Bjarne Jespersen

Naestved, Denmark

Magic woodcarving is the art of carving a piece of wood into parts that are loose, but cannot be separated. Traditional examples are wooden chains and balls in cages, as seen in such items as Welsh love spoons and European wool winders. My book "Woodcarving Magic" is now available from Fox Chapel Publishing Company. It explains my carving technique as well as the geometric methods I use to develop new models.

The carvings I show at this years exhibition are of a type I call "magic spheres". The "magic" becomes apparent when you manipulate the object and discover that its parts are in fact loose and able to move slightly among each other - a very surprising experience.
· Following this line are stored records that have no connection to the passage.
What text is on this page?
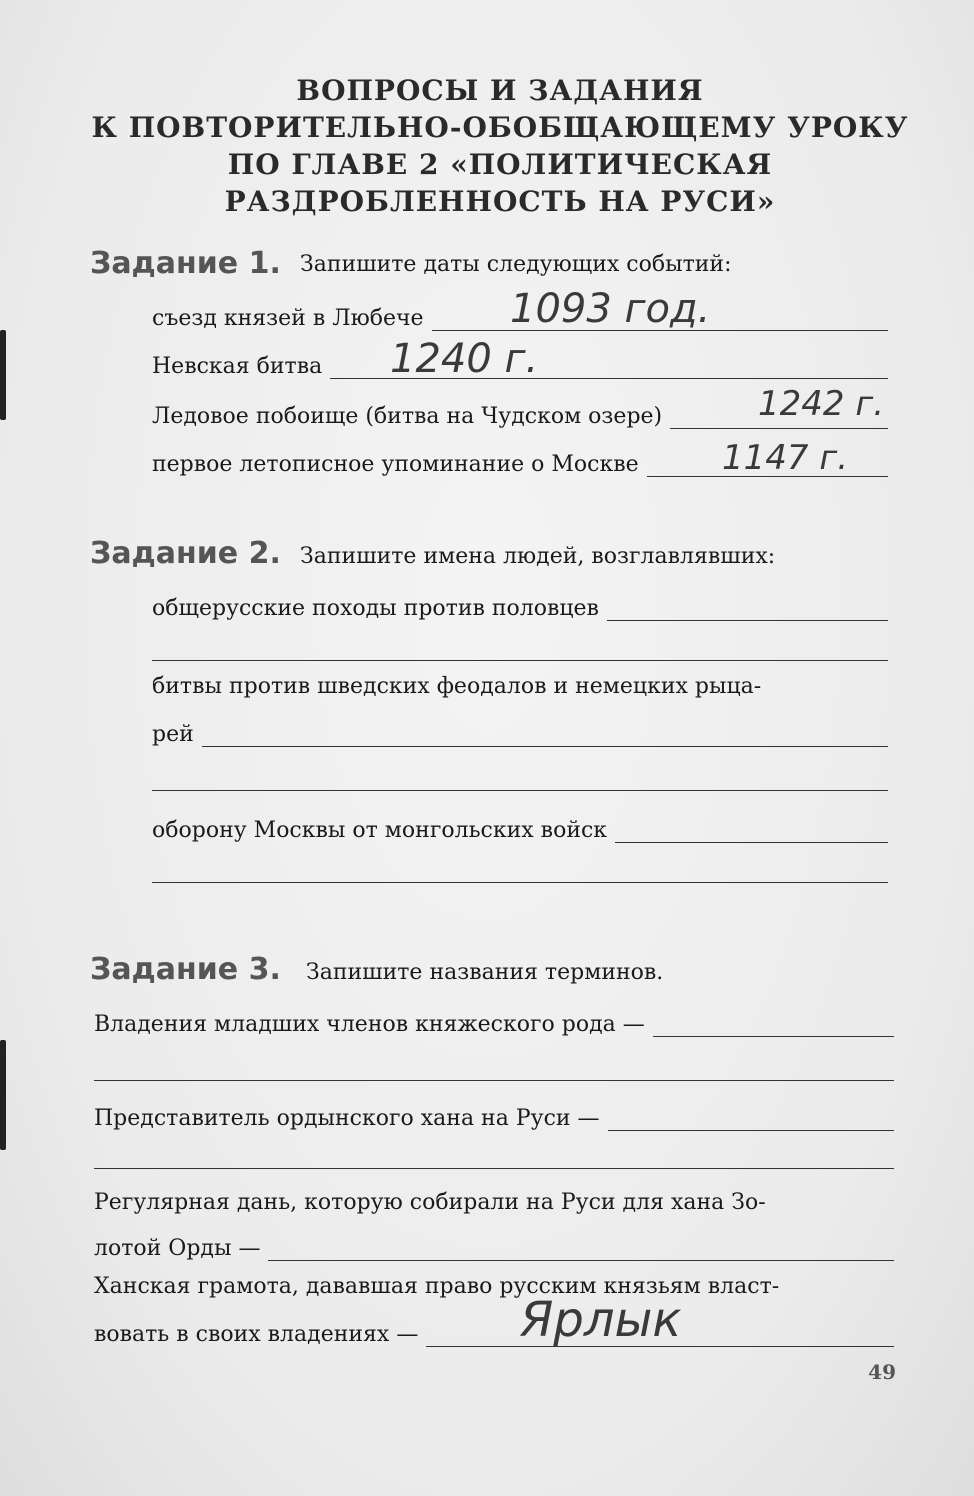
ВОПРОСЫ И ЗАДАНИЯ
К ПОВТОРИТЕЛЬНО-ОБОБЩАЮЩЕМУ УРОКУ
ПО ГЛАВЕ 2 «ПОЛИТИЧЕСКАЯ
РАЗДРОБЛЕННОСТЬ НА РУСИ»
Задание 1. Запишите даты следующих событий:
съезд князей в Любече 1093 год.
Невская битва 1240 г.
Ледовое побоище (битва на Чудском озере)	1242 г.
первое летописное упоминание о Москве 1147 г.
Задание 2. Запишите имена людей, возглавлявших:
общерусские походы против половцев
битвы против шведских феодалов и немецких рыца-
рей
оборону Москвы от монгольских войск
Задание 3. Запишите названия терминов.
Владения младших членов княжеского рода —
Представитель ордынского хана на Руси —
Регулярная дань, которую собирали на Руси для хана Зо-
лотой Орды —
Ханская грамота, дававшая право русским князьям власт-
вовать в своих владениях — Ярлык
49
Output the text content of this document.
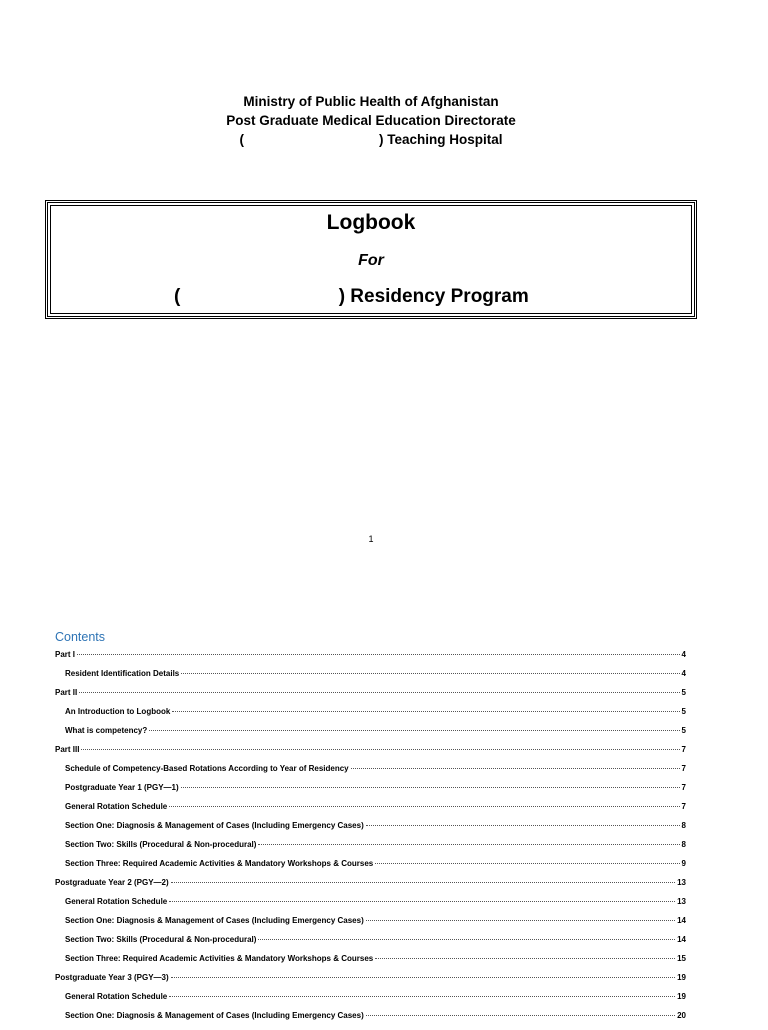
Ministry of Public Health of Afghanistan
Post Graduate Medical Education Directorate
(                                    ) Teaching Hospital
Logbook
For
(                              ) Residency Program
1
Contents
Part I	4
Resident Identification Details	4
Part II	5
An Introduction to Logbook	5
What is competency?	5
Part III	7
Schedule of Competency-Based Rotations According to Year of Residency	7
Postgraduate Year 1 (PGY—1)	7
General Rotation Schedule	7
Section One: Diagnosis & Management of Cases (Including Emergency Cases)	8
Section Two: Skills (Procedural & Non-procedural)	8
Section Three: Required Academic Activities & Mandatory Workshops & Courses	9
Postgraduate Year 2 (PGY—2)	13
General Rotation Schedule	13
Section One: Diagnosis & Management of Cases (Including Emergency Cases)	14
Section Two: Skills (Procedural & Non-procedural)	14
Section Three: Required Academic Activities & Mandatory Workshops & Courses	15
Postgraduate Year 3 (PGY—3)	19
General Rotation Schedule	19
Section One: Diagnosis & Management of Cases (Including Emergency Cases)	20
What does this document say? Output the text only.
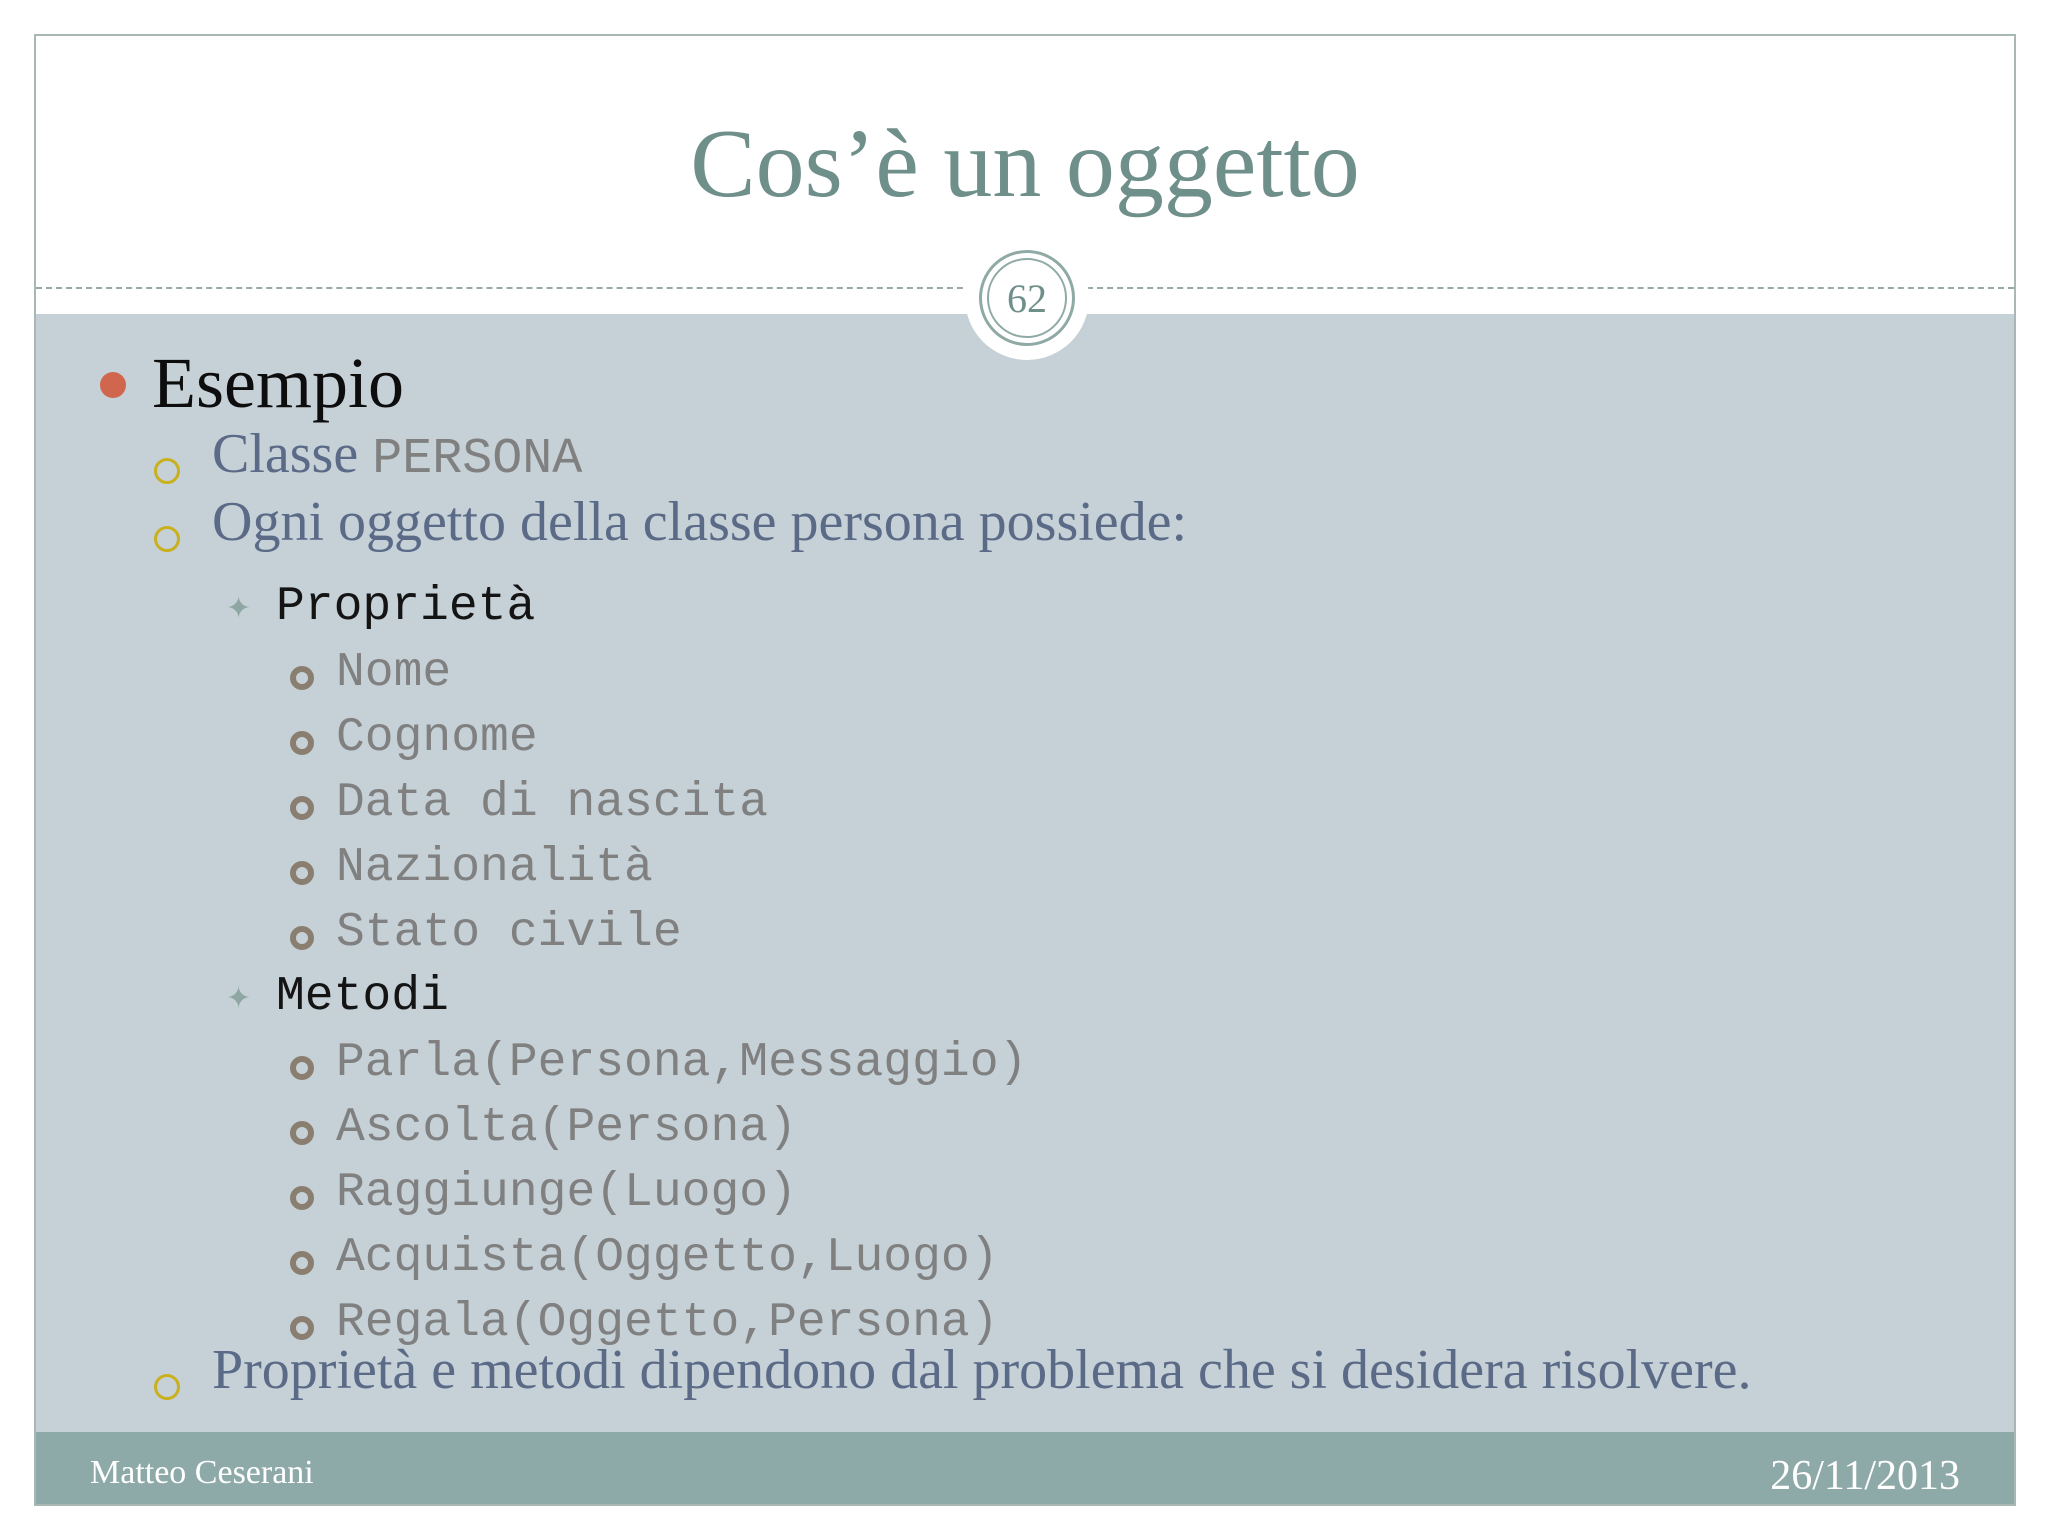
Cos’è un oggetto
62
Esempio
Classe PERSONA
Ogni oggetto della classe persona possiede:
✦ Proprietà
Nome
Cognome
Data di nascita
Nazionalità
Stato civile
✦ Metodi
Parla(Persona,Messaggio)
Ascolta(Persona)
Raggiunge(Luogo)
Acquista(Oggetto,Luogo)
Regala(Oggetto,Persona)
Proprietà e metodi dipendono dal problema che si desidera risolvere.
Matteo Ceserani	26/11/2013
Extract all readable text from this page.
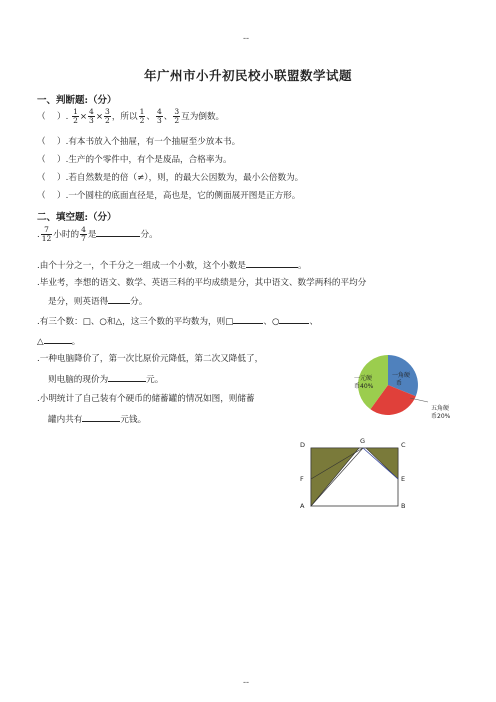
--
--
年广州市小升初民校小联盟数学试题
一、判断题:（分）
（ ）. $\frac{1}{2} \times \frac{4}{3} \times \frac{3}{2}$ ，所以 $\frac{1}{2}$ 、 $\frac{4}{3}$ 、 $\frac{3}{2}$ 互为倒数。
（ ）.有本书放入个抽屉，有一个抽屉至少放本书。
（ ）.生产的个零件中，有个是废品，合格率为。
（ ）.若自然数是的倍（≠），则，的最大公因数为，最小公倍数为。
（ ）.一个圆柱的底面直径是，高也是，它的侧面展开图是正方形。
二、填空题:（分）
. $\frac{7}{12}$ 小时的 $\frac{4}{7}$ 是	分。
.由个十分之一，个千分之一组成一个小数，这个小数是	。
.毕业考，李想的语文、数学、英语三科的平均成绩是分，其中语文、数学两科的平均分
是分，则英语得	分。
.有三个数：□、○和△，这三个数的平均数为，则□	、○	、
△	。
.一种电脑降价了，第一次比原价元降低，第二次又降低了，
则电脑的现价为	元。
.小明统计了自己装有个硬币的储蓄罐的情况如图，则储蓄
罐内共有	元钱。
一元硬
币40%
一角硬
币
五角硬
币20%
D	G	C
F	E
A	B
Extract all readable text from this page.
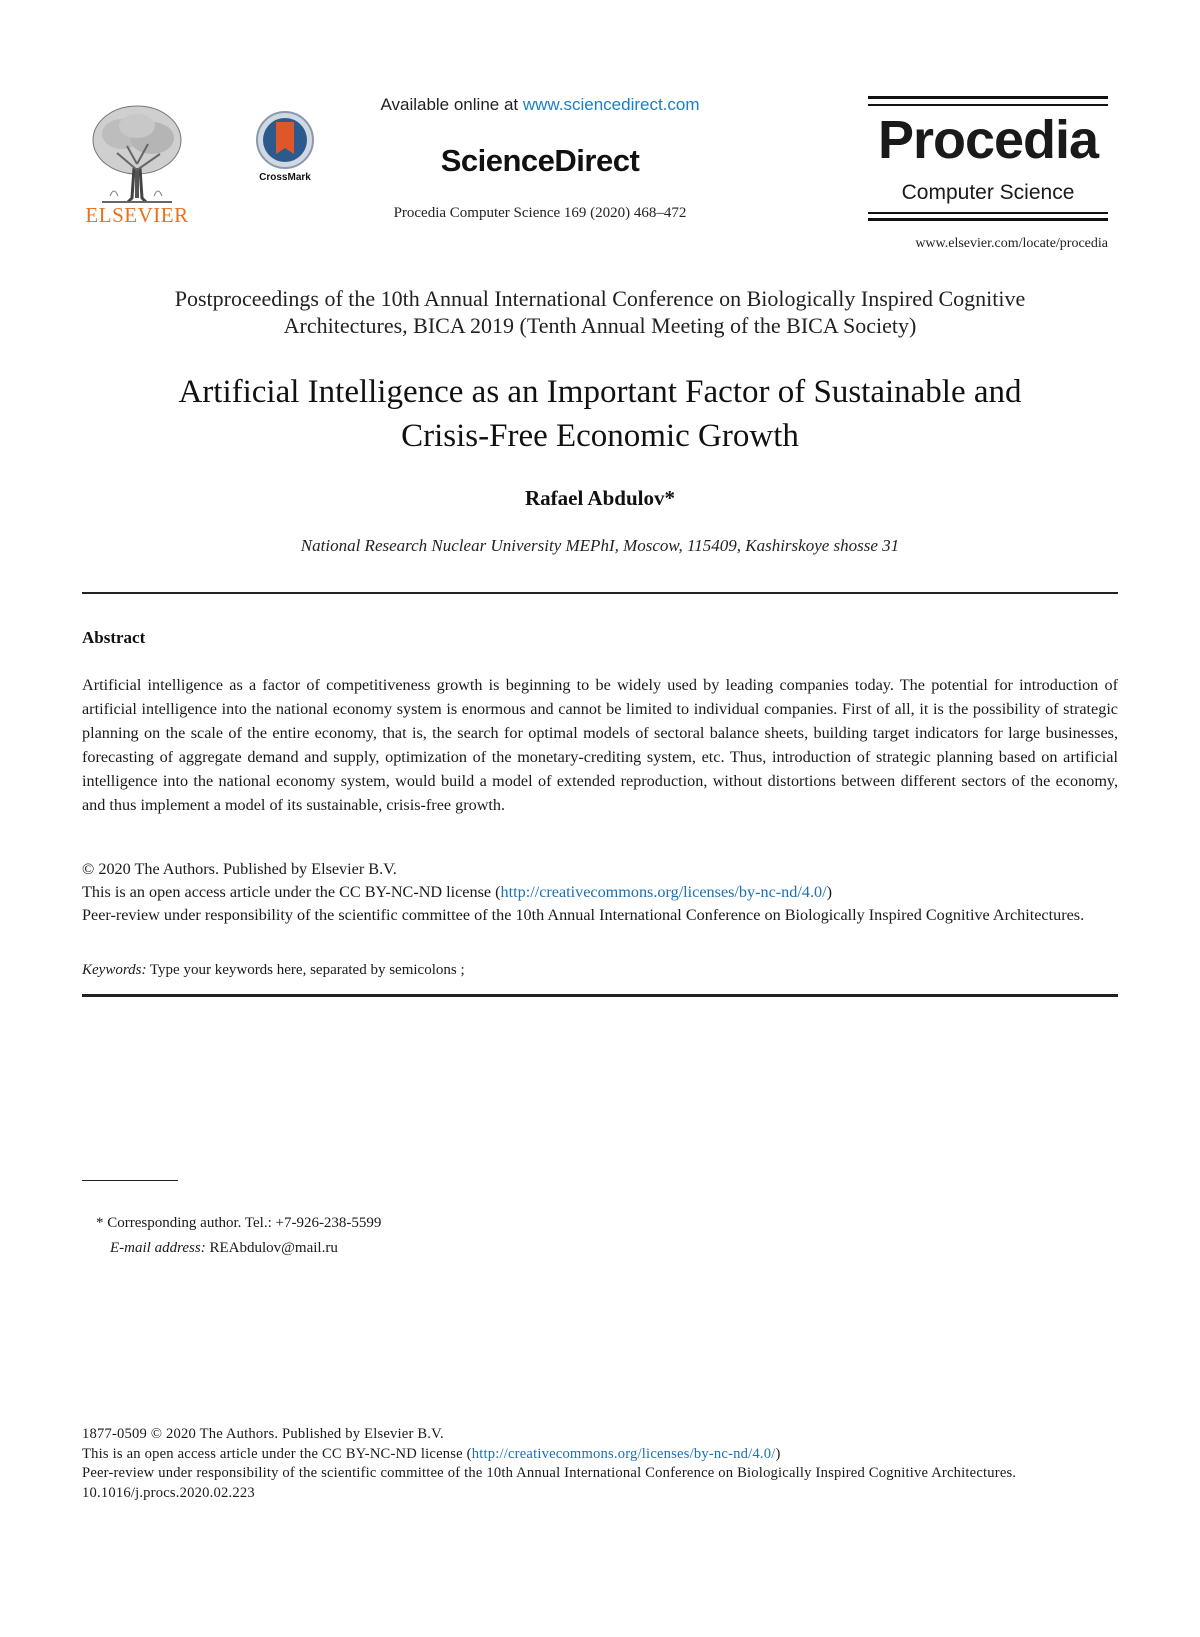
ELSEVIER
CrossMark
Available online at www.sciencedirect.com
ScienceDirect
Procedia Computer Science 169 (2020) 468–472
Procedia
Computer Science
www.elsevier.com/locate/procedia
Postproceedings of the 10th Annual International Conference on Biologically Inspired Cognitive
Architectures, BICA 2019 (Tenth Annual Meeting of the BICA Society)
Artificial Intelligence as an Important Factor of Sustainable and
Crisis-Free Economic Growth
Rafael Abdulov*
National Research Nuclear University MEPhI, Moscow, 115409, Kashirskoye shosse 31
Abstract
Artificial intelligence as a factor of competitiveness growth is beginning to be widely used by leading companies today. The potential for introduction of artificial intelligence into the national economy system is enormous and cannot be limited to individual companies. First of all, it is the possibility of strategic planning on the scale of the entire economy, that is, the search for optimal models of sectoral balance sheets, building target indicators for large businesses, forecasting of aggregate demand and supply, optimization of the monetary-crediting system, etc. Thus, introduction of strategic planning based on artificial intelligence into the national economy system, would build a model of extended reproduction, without distortions between different sectors of the economy, and thus implement a model of its sustainable, crisis-free growth.
© 2020 The Authors. Published by Elsevier B.V.
This is an open access article under the CC BY-NC-ND license (http://creativecommons.org/licenses/by-nc-nd/4.0/)
Peer-review under responsibility of the scientific committee of the 10th Annual International Conference on Biologically Inspired Cognitive Architectures.
Keywords: Type your keywords here, separated by semicolons ;
* Corresponding author. Tel.: +7-926-238-5599
E-mail address: REAbdulov@mail.ru
1877-0509 © 2020 The Authors. Published by Elsevier B.V.
This is an open access article under the CC BY-NC-ND license (http://creativecommons.org/licenses/by-nc-nd/4.0/)
Peer-review under responsibility of the scientific committee of the 10th Annual International Conference on Biologically Inspired Cognitive Architectures.
10.1016/j.procs.2020.02.223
You will not find anything like them in traditional carving. Nor will you find them in my book, because I wanted to develop the concept further to be the main subject of a second book. These two balls with Escher patterns are my latest and best results in this effort.

Magic Sphere with Escher's Lizards
Magic Sphere with Escher's Lizards
100 x 100 x 100 mm

Escher carved a few wooden balls himself with surface filling patterns carved in relief on their surface. This is a smaller copy of one of them. Unlike Escher's original, however, this is a magic carving in the sense that the lizards are cut loose and are able to move slightly when you manipulate the ball. To achieve this I had to create a hollow inside the ball. I did this through the right eye of each lizard. The eyes were turned loose like conical plugs and glued in place again afterwards.

Magic Sphere with Escher's Ants
Magic Sphere with Escher's Ants
95 x 95 x 95 mm

This ant pattern is one of my favorites among Escher's famous surface filling patterns. Many years ago I realized that it could be modified to cover a sphere with twelve ants. I thought it was a perfect candidate for a "magic sphere". However, the size required by the detailed pattern made it impossible to cut between the animals, unless the ball could be hollow. Thirty years went by before I discover a technique to make an internal hollow through small holes in the surface (the eyes).